Attending school or a work meeting, meeting up with a friend for a walk, joining an online video call - on time

Attending a kids party - on time or 5 minutes late

Attending any kind of function at a friend or family members' house - from a coffee to staying for a few days - 10 minutes late (no-one wants to be interrupted whilst they are doing a last minute wipe of the bathroom whilst brushing their hair).

For me, I tend to be on the on-time / late side.

Given the above, you should also prepare yourself with the requisite refreshments, indoor/outdoor clothing and activities to pass the time and and where needed if indeed you find yourself to be early.

Agree with everything you've said here .

OwlInTheOak · 27/01/2025 12:58

DearestItIsSnowing · 27/01/2025 11:14

I remember one of my children’s parties where every single child had been dropped off and left (they were old enough) at least 5 minutes before the time the party was due to start.

Parties are the one thing where I think turning up about 5 minutes early makes sense, usually the activity begins at the "start" time so it gives time for everyone to exchange presents and get ready for whatever they're doing.

ConsuelaHammock · 27/01/2025 12:59

Being early is worse than being late. Imo arrival should be approximately 5 minutes late.

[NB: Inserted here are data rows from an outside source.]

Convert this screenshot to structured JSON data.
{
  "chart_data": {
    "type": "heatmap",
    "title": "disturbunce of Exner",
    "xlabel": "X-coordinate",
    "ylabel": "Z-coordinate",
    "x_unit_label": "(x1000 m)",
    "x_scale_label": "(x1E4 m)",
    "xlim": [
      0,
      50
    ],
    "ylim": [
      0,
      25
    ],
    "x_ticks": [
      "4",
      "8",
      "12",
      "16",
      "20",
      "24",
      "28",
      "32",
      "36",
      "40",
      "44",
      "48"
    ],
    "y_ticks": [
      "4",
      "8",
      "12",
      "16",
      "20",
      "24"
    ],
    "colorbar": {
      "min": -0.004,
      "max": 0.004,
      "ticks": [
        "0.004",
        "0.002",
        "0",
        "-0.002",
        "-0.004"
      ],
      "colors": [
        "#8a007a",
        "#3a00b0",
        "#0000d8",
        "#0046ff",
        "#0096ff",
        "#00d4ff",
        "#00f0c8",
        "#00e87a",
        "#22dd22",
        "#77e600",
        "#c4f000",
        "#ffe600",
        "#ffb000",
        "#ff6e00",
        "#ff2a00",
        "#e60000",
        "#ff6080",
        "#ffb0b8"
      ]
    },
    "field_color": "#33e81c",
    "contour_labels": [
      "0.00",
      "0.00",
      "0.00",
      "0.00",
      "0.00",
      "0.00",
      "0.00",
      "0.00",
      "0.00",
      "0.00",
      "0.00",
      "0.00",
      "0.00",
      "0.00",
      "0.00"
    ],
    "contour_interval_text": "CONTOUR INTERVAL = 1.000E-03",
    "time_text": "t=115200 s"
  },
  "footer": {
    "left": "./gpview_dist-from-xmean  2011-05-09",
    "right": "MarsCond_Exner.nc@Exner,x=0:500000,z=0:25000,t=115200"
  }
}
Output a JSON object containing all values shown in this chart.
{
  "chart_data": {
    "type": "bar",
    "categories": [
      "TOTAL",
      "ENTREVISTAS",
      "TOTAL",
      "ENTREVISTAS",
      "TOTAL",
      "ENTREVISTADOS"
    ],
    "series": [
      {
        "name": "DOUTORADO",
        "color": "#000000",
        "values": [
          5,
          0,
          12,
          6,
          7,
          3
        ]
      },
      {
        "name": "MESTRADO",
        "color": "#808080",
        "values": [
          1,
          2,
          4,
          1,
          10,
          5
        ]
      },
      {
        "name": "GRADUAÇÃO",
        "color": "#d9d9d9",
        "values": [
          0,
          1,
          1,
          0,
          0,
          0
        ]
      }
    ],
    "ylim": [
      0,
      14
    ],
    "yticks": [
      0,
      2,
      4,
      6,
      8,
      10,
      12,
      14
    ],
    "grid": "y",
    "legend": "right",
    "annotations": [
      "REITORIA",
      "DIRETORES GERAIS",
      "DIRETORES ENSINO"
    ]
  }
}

Gives the host a few extra minutes to nip to the loo etc

CaribouCarafe · 27/01/2025 13:01

Feeling lucky that noone close to me is an early bird! I was always told to be a couple of minutes late to give the host time to relax before receiving their guests

I'm one of those people who will always find an extra task they could do to fill up the preparation time, and getting myself ready is the very last thing I do as my focus is on doing prep that makes my guests comfortable in my home. Turn up early to mine and you'll be greeted by a very flustered host who may think twice about inviting you again!

HardenYourHeart · 27/01/2025 13:02

Thepeopleversuswork · 27/01/2025 12:56

@HardenYourHeart

I was referring to social engagements

OK, fair. Even then it's very context-specific I think. Arriving 5-10 minutes early at a town centre bar for a drinks: absolutely fine. Arriving 5-10 minutes early at the home of an old friend: also fine as long as you're not doing it all the time.

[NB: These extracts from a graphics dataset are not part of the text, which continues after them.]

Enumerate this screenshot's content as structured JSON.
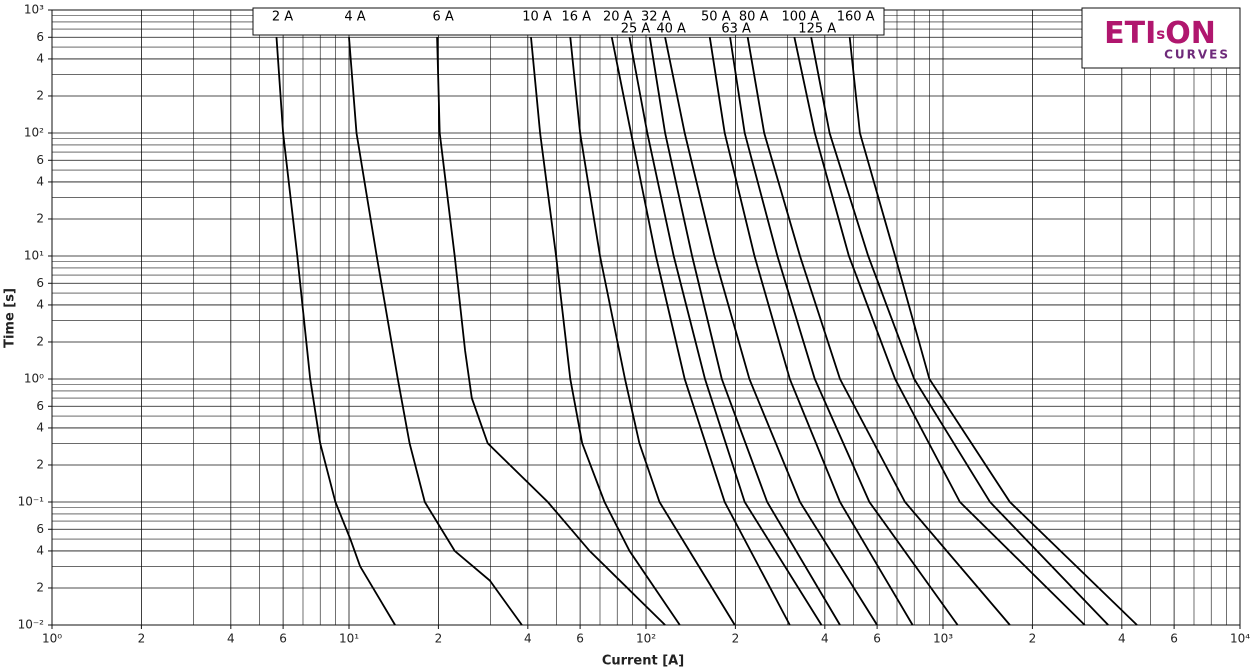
{
  "chart_data": {
    "type": "line",
    "x_label": "Current [A]",
    "y_label": "Time [s]",
    "xscale": "log",
    "yscale": "log",
    "grid": true,
    "xlim": [
      1,
      10000
    ],
    "ylim": [
      0.01,
      1000
    ],
    "xticks": [
      {
        "value": 1,
        "label": "10⁰"
      },
      2,
      4,
      6,
      {
        "value": 10,
        "label": "10¹"
      },
      {
        "value": 20,
        "label": "2"
      },
      {
        "value": 40,
        "label": "4"
      },
      {
        "value": 60,
        "label": "6"
      },
      {
        "value": 100,
        "label": "10²"
      },
      {
        "value": 200,
        "label": "2"
      },
      {
        "value": 400,
        "label": "4"
      },
      {
        "value": 600,
        "label": "6"
      },
      {
        "value": 1000,
        "label": "10³"
      },
      {
        "value": 2000,
        "label": "2"
      },
      {
        "value": 4000,
        "label": "4"
      },
      {
        "value": 6000,
        "label": "6"
      },
      {
        "value": 10000,
        "label": "10⁴"
      }
    ],
    "yticks": [
      {
        "value": 0.01,
        "label": "10⁻²"
      },
      {
        "value": 0.02,
        "label": "2"
      },
      {
        "value": 0.04,
        "label": "4"
      },
      {
        "value": 0.06,
        "label": "6"
      },
      {
        "value": 0.1,
        "label": "10⁻¹"
      },
      {
        "value": 0.2,
        "label": "2"
      },
      {
        "value": 0.4,
        "label": "4"
      },
      {
        "value": 0.6,
        "label": "6"
      },
      {
        "value": 1,
        "label": "10⁰"
      },
      2,
      4,
      6,
      {
        "value": 10,
        "label": "10¹"
      },
      {
        "value": 20,
        "label": "2"
      },
      {
        "value": 40,
        "label": "4"
      },
      {
        "value": 60,
        "label": "6"
      },
      {
        "value": 100,
        "label": "10²"
      },
      {
        "value": 200,
        "label": "2"
      },
      {
        "value": 400,
        "label": "4"
      },
      {
        "value": 600,
        "label": "6"
      },
      {
        "value": 1000,
        "label": "10³"
      }
    ],
    "logo": {
      "brand_left": "ETI",
      "brand_small": "s",
      "brand_right": "ON",
      "tagline": "CURVES"
    },
    "series": [
      {
        "name": "2 A",
        "color": "#000000",
        "x": [
          5.7,
          6.0,
          6.7,
          7.4,
          8.0,
          9.0,
          10.1,
          10.9,
          14.3
        ],
        "values": [
          600,
          100,
          10,
          1,
          0.3,
          0.1,
          0.05,
          0.03,
          0.01
        ]
      },
      {
        "name": "4 A",
        "color": "#000000",
        "x": [
          10.0,
          10.6,
          12.4,
          14.6,
          16,
          18,
          22.7,
          29.8,
          38.2
        ],
        "values": [
          600,
          100,
          10,
          1,
          0.3,
          0.1,
          0.04,
          0.023,
          0.01
        ]
      },
      {
        "name": "6 A",
        "color": "#000000",
        "x": [
          19.8,
          20.2,
          22.7,
          24.6,
          25.9,
          29.3,
          46.7,
          64.6,
          116
        ],
        "values": [
          600,
          100,
          10,
          1.7,
          0.7,
          0.3,
          0.1,
          0.04,
          0.01
        ]
      },
      {
        "name": "10 A",
        "color": "#000000",
        "x": [
          41,
          44,
          49.8,
          55.6,
          61,
          72.5,
          88,
          130
        ],
        "values": [
          600,
          100,
          10,
          1,
          0.3,
          0.1,
          0.04,
          0.01
        ]
      },
      {
        "name": "16 A",
        "color": "#000000",
        "x": [
          55.6,
          60,
          70,
          85,
          95,
          111,
          140,
          199
        ],
        "values": [
          600,
          100,
          10,
          1,
          0.3,
          0.1,
          0.04,
          0.01
        ]
      },
      {
        "name": "20 A",
        "color": "#000000",
        "x": [
          76.7,
          89,
          108,
          135,
          184,
          305
        ],
        "values": [
          600,
          100,
          10,
          1,
          0.1,
          0.01
        ]
      },
      {
        "name": "25 A",
        "color": "#000000",
        "x": [
          88,
          101,
          124,
          158,
          215,
          390
        ],
        "values": [
          600,
          100,
          10,
          1,
          0.1,
          0.01
        ]
      },
      {
        "name": "32 A",
        "color": "#000000",
        "x": [
          103,
          116,
          143,
          180,
          256,
          450
        ],
        "values": [
          600,
          100,
          10,
          1,
          0.1,
          0.01
        ]
      },
      {
        "name": "40 A",
        "color": "#000000",
        "x": [
          116,
          135,
          170,
          223,
          330,
          600
        ],
        "values": [
          600,
          100,
          10,
          1,
          0.1,
          0.01
        ]
      },
      {
        "name": "50 A",
        "color": "#000000",
        "x": [
          164,
          184,
          232,
          305,
          450,
          790
        ],
        "values": [
          600,
          100,
          10,
          1,
          0.1,
          0.01
        ]
      },
      {
        "name": "63 A",
        "color": "#000000",
        "x": [
          192,
          215,
          277,
          370,
          565,
          1120
        ],
        "values": [
          600,
          100,
          10,
          1,
          0.1,
          0.01
        ]
      },
      {
        "name": "80 A",
        "color": "#000000",
        "x": [
          220,
          250,
          330,
          450,
          745,
          1680
        ],
        "values": [
          600,
          100,
          10,
          1,
          0.1,
          0.01
        ]
      },
      {
        "name": "100 A",
        "color": "#000000",
        "x": [
          316,
          370,
          482,
          690,
          1140,
          3000
        ],
        "values": [
          600,
          100,
          10,
          1,
          0.1,
          0.01
        ]
      },
      {
        "name": "125 A",
        "color": "#000000",
        "x": [
          360,
          415,
          560,
          800,
          1440,
          3600
        ],
        "values": [
          600,
          100,
          10,
          1,
          0.1,
          0.01
        ]
      },
      {
        "name": "160 A",
        "color": "#000000",
        "x": [
          485,
          525,
          690,
          900,
          1680,
          4500
        ],
        "values": [
          600,
          100,
          10,
          1,
          0.1,
          0.01
        ]
      }
    ]
  }
}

Arriving at a children's birthday party 20 minutes early when you know people will still be setting up: not cool. Arriving half an hour early at the home of people you don't know well: definitely not cool.

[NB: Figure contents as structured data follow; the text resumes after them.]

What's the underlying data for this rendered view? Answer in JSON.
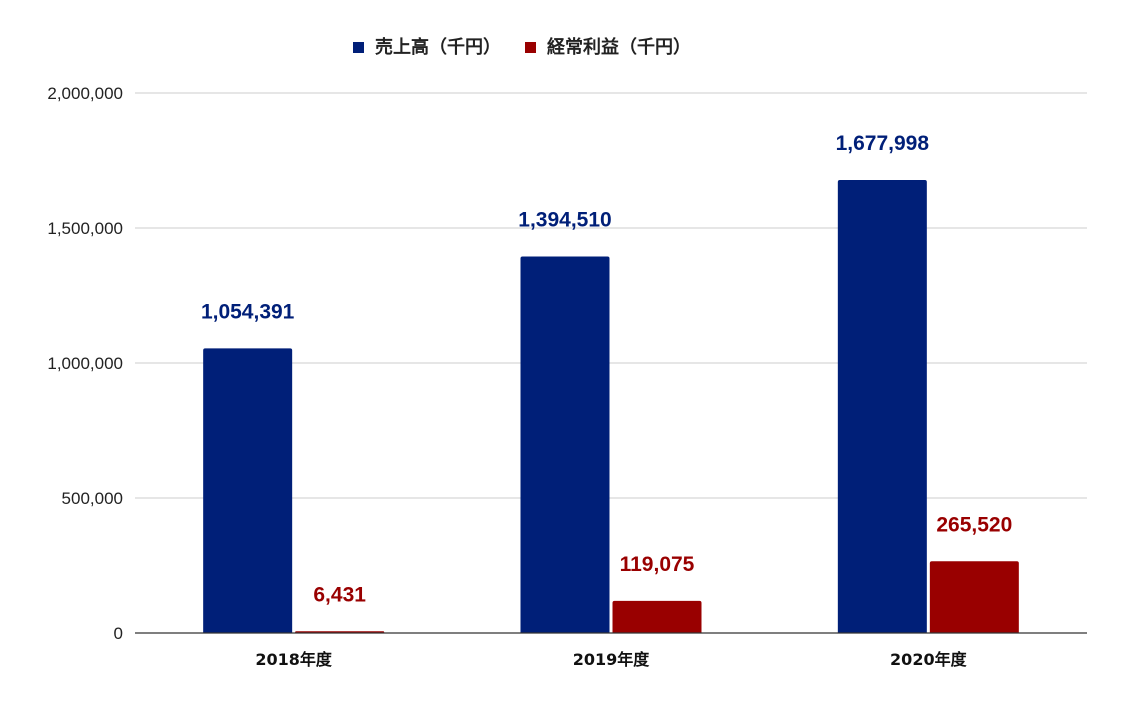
{
  "chart_data": {
    "type": "bar",
    "title": "",
    "xlabel": "",
    "ylabel": "",
    "categories": [
      "2018年度",
      "2019年度",
      "2020年度"
    ],
    "series": [
      {
        "name": "売上高（千円）",
        "color": "#001f78",
        "values": [
          1054391,
          1394510,
          1677998
        ]
      },
      {
        "name": "経常利益（千円）",
        "color": "#990000",
        "values": [
          6431,
          119075,
          265520
        ]
      }
    ],
    "data_labels": [
      [
        "1,054,391",
        "1,394,510",
        "1,677,998"
      ],
      [
        "6,431",
        "119,075",
        "265,520"
      ]
    ],
    "ylim": [
      0,
      2000000
    ],
    "yticks": [
      0,
      500000,
      1000000,
      1500000,
      2000000
    ],
    "ytick_labels": [
      "0",
      "500,000",
      "1,000,000",
      "1,500,000",
      "2,000,000"
    ],
    "grid": true,
    "legend_position": "top-center"
  }
}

Any situation where you know you're likely to be inconveniencing people when they are likely to be on edge and stressed is not a good look. If you arrive early to a party its quite likely people will still be getting changed/putting food out etc. That's OK if its a childhood friend who you see every week, not so much if its a school mum whose house you've never been to before.

It's just common sense.

I think we're in agreement. In previous posts I also said that a few minutes early or late is fine in my book. I get annoyed if the difference is 30 minutes or more.

Scentsitive · 27/01/2025 13:02

Ten minutes after the stated time is perfect.